Search code examples
clangescapingllvm

Clang: is interpreting escape sequences in .incbin a bug or feature?


Currently Clang interprets escape sequences (e.g. \x) in .incbin.

Is this a bug or feature?

One of the consequences is that Windows path containing \ needs to contain \\ to prevent interpreting escape sequences. Which implies an extra processing of such Windows path.


Solution

  • It is correct for clang to recognize and interpret escape sequences in the file argument of the .incbin directive:

    • clang generally follows conventions established by gcc.

    • gcc interprets assembly using GNU as.

    • The GNU as manual explains escape sequence interpretation in its Strings section.

    • Its .incbin section says the file name must be quoted.

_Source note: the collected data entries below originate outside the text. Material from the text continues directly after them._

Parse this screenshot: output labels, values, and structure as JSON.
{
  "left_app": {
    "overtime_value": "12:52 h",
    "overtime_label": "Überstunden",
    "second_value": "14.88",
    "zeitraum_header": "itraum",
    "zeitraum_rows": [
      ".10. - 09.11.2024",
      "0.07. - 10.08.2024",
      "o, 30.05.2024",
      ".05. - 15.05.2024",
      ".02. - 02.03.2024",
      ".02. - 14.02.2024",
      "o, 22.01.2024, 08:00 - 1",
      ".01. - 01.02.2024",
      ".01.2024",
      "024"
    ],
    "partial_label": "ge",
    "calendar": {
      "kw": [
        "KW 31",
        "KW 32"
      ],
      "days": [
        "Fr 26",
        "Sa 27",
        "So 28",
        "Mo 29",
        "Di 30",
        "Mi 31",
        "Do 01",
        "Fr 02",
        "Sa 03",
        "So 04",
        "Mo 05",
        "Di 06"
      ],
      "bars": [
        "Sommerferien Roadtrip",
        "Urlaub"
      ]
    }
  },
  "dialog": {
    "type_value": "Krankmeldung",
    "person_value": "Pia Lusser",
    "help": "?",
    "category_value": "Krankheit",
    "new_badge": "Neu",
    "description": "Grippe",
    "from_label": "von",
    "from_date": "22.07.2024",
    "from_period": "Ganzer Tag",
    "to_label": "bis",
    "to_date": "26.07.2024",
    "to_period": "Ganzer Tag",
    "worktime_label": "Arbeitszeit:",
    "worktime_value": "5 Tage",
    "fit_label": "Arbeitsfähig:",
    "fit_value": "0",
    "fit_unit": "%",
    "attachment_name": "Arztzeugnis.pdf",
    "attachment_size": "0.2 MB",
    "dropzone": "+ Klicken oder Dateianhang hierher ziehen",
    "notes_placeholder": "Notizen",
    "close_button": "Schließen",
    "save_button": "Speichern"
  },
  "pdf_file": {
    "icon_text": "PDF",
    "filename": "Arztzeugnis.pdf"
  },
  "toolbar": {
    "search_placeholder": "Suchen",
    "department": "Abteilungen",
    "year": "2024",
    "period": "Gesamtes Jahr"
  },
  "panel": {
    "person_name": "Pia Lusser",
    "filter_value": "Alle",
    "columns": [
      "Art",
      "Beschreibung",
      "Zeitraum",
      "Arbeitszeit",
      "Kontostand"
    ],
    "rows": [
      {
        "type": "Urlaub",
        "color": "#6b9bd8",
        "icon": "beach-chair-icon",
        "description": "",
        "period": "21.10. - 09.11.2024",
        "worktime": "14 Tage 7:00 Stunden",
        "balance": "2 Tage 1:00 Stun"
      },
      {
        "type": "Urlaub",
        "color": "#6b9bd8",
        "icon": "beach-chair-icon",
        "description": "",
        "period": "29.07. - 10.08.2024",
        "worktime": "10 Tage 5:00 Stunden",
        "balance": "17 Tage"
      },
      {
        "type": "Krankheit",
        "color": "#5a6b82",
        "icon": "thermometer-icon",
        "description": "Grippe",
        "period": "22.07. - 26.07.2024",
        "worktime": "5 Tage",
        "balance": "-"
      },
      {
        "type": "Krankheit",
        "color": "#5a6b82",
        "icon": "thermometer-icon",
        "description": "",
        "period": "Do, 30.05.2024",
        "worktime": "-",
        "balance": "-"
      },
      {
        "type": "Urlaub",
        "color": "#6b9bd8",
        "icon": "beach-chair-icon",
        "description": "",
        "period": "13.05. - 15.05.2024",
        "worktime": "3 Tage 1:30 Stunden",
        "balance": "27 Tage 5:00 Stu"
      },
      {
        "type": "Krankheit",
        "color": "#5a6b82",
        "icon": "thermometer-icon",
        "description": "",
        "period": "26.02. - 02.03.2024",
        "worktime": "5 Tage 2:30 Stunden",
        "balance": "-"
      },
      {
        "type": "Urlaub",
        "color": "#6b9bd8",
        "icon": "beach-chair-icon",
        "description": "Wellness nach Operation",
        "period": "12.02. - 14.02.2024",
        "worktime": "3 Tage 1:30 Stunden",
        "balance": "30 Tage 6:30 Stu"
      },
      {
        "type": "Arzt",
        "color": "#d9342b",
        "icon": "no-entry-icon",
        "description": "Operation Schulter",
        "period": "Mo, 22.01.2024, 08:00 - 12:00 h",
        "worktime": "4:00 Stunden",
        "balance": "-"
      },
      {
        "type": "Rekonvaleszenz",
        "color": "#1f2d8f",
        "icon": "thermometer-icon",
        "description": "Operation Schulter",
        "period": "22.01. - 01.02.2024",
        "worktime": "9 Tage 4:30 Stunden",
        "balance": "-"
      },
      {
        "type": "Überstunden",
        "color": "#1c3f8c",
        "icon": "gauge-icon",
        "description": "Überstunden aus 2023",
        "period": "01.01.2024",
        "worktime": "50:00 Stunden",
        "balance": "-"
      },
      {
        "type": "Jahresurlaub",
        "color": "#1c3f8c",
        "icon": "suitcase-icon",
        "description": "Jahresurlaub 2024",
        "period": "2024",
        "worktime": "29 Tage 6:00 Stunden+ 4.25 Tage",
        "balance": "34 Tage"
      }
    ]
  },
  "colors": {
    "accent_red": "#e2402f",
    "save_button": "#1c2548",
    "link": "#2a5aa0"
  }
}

It does not explicitly say that the file name is treated like other string constants, but absent other indication, that seems like the most reasonable interpretation.

    Consistent with the above, GNU as interprets such escape sequences:

    $ cat incbin.s
            .incbin "\x41"
    
    $ gcc -c incbin.s
    incbin.s: Assembler messages:
    incbin.s:1: Error: file not found: A
    
    $ gcc --version
    gcc (Ubuntu 9.3.0-17ubuntu1~20.04) 9.3.0
    [...]
    

    Therefore it is sensible that clang does too:

    $ clang -c incbin.s
    incbin.s:1:10: error: Could not find incbin file 'A'
            .incbin "\x41"
                    ^
    
    $ clang --version
    clang version 16.0.0
    [...]
    

    Dealing with Windows paths

    Because of annoyances like this, when possible, I recommend using forward slashes as directory separators even on Windows since the API accepts them and in my experience almost all programs do too.

    If using Cygwin, the cygpath -m ("mixed") option will print Windows paths using Windows drive letters but forward slashes.